Boost logo

Ublas :

Subject: Re: [ublas] Proposal for sparse interface change/was Matrix decompositions.
From: oswin krause (oswin.krause_at_[hidden])
Date: 2013-05-29 02:41:33


Hi,

This is very good news, indeed!

Could I ask whether there are plans to rewrite the iterator interface of
ublas? As only the parallelization oriented projects were accepted to
ublas, are there still plans for the unification of vector and matrix
interface?

Otherwise i would like to propose a set of changes. I implemented most
of them in my local fork (which is however not fully operational because
this turned out to be a lot of work...), and it should resolve most of
the basic performance issues regarding sparse operations.

1. replace the current matrix iterators with iterators iterating ONLY a
single row or column. Remove dual iterators.
The interface could look like
typedef ... row_iterator;
typedef ... const_row_iterator;
row_iterator row_begin(size_type row_index), row_iterator
row_end(size_type row_index)
  (same for column).

Reasoning:
1.1 Dual operators are costly to implement as the iterators always need
two sets of states. This is no problem for dense as the set is more or
less the current index (i,j) but for sparse vectors there is a
considerable overhead (factor 3 in run time, not counting find() which
is also really slow)
1.2 The matrix iterators are essentially the same as for the vectors.
for example in matrix addition the exact same iterator can be used only
iterating over row-iterators instead of vector iterators. This saves a
lot of code
1.3 the same holds for row and column iterators! For example dense
row/column and dense vector iterators can be implemented using one class
(using the current position in the storage array and stride). Very often
this also holds for const and non-const.
1.4 Most proxies are easy to implement. for example matrix_row and
matrix_column can just return matrix_row(i); Also for example a
matrix_transpose-proxy class (replacing matrix_unary2 which can be
implemented using matrix_transpose + matrix_unary1) is incredible simple.
1.5 One could interpret this change as unification of vectors and
matrices by regarding matrices as a set of vectors(rows/columns).

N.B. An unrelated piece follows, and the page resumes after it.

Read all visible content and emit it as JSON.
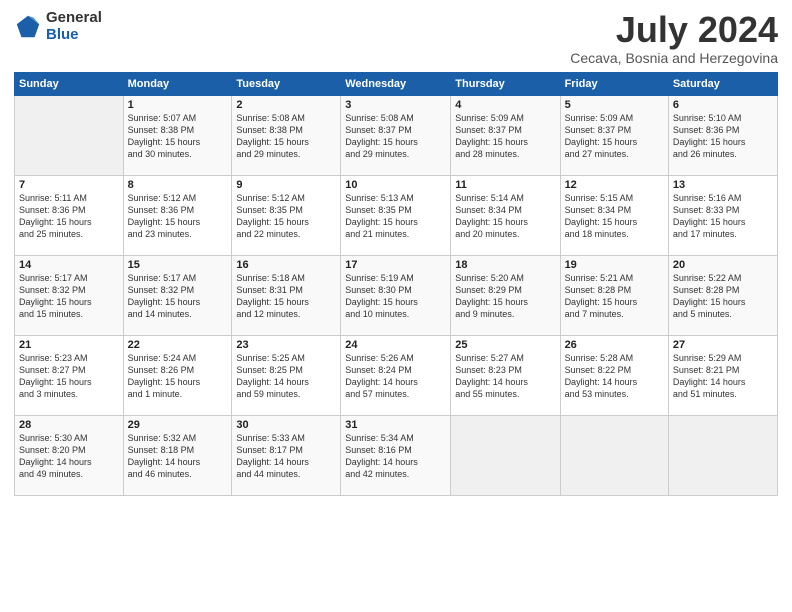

There is a small disadvantage:
This proposed interface can't skip empty rows/columns in
sparse-matrices. However assuming nnz>rows this should not make a
notable difference in most cases.

On my local fork I used a ~25.000 loc subset of ublas which is now well
below 9000 lines after applying these changes.

2. replace make_conformant in assignment by something new.
The problem for sparse vectors/matrices is that aliasing has a different
meaning than for dense. for example two rows of a dense matrix only
alias if they are pointing to the same memory. This does not hold for
sparse matrices as changes in the one row might invalidate iterators in
the other.

The way ublas solves the problem is to first check which non-zero
elements are created by the assigned expression, than create the missing
entries in the target proxy and afterwards assign the expression (this
might need some documentation in matrix_assign, took my long to figure
out what make_conformant does).

This evaluates the expression twice because we first have to know which
elements are non-zero and than we can assign them. I propose to merge
both to one operation:

right now make_conformant creates an std::vector<std::size_t> (in the
vector-assignment case) storing the new indices which are than inserted
afterwards.

what about:

template<class value_type>
struct Element{
     std::size_t index;
     value_type value;
};

std::vector<Element<Vector::value_type> > new_elements?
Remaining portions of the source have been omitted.